Pirate Capital
- Company type: Private
- Industry: Hedge Fund
- Founded: 2002
- Headquarters: Norwalk, CT
- Key people: Thomas R. Hudson Jr (Founder)

= Pirate Capital =

American investment adviser

Pirate Capital LLC was an American hedge fund. The firm employed shareholder activism to push for structural changes in target companies.

==History==
Pirate Capital was founded in 2002 by Thomas R. Hudson Jr with $2 million in savings. Between 2002 and 2006, the hedge fund had joined the boards of eight companies. In May 2005, Pirate had acquired nearly 2 million shares for a 14.8% stake in Cornell Companies, and subsequently nominated seven directors to the company's board. In March 2006, the firm owned 5.8 million shares of Intrawest, and pressured the company to sell. Intrawest was later sold to Fortress Investment Group for $1.8 billion. In June 2006, it pressured Mirant Corporation to drop its takeover bid for NRG Energy.

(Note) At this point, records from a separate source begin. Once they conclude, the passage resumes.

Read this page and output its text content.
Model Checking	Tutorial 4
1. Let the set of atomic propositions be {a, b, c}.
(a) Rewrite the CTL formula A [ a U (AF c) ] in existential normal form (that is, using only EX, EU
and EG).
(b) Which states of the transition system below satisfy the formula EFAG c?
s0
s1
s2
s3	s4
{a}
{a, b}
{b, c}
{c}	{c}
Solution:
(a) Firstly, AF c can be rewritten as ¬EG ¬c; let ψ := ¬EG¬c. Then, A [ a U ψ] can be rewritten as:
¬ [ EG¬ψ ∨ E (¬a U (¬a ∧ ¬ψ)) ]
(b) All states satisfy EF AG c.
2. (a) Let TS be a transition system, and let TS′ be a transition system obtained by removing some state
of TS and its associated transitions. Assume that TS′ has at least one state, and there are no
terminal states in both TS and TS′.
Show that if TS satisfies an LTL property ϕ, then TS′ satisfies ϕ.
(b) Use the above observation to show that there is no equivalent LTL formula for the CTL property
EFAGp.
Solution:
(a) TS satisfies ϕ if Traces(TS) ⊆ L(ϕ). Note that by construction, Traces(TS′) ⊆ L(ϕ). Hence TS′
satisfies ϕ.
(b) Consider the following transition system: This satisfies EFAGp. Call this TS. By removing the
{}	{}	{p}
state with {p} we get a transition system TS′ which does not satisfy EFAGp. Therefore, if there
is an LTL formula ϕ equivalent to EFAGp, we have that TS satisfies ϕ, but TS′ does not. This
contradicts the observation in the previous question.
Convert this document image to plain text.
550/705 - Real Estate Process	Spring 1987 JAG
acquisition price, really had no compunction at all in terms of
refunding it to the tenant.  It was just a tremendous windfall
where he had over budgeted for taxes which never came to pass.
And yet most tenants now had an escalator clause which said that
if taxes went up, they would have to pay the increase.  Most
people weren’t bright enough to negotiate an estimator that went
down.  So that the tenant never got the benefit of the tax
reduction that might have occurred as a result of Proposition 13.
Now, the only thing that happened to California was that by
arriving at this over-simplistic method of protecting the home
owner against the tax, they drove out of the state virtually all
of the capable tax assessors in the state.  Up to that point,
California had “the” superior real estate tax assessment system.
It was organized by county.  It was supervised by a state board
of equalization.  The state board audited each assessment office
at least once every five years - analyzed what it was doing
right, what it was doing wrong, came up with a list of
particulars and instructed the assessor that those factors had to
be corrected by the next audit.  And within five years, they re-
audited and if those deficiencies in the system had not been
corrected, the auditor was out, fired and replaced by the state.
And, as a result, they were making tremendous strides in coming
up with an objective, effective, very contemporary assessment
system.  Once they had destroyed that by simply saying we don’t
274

In October 2007, Pirate Capital threatened a proxy battle against Brink's unless the cash handling company adopted changes to its corporate governance.

In September 2007, during the United States bear market of 2007–2009, Pirate Capital suspended redemptions on two of its four funds.

==Investment strategy==
Pirate Capital operated four funds including the Jolly Roger Activist Fund. The fund purchases stakes in underperforming companies and then pushes for managerial action. The company's motto is: "Surrender the Booty!"

== Key personnel ==
- Thomas R. Hudson, Jr, founder and sole managing partner; formerly managed a portfolio of distressed bank debt at Goldman Sachs. Mr Hudson was fired from Goldman Sachs in 1999 and from Amroc Investments in 2001.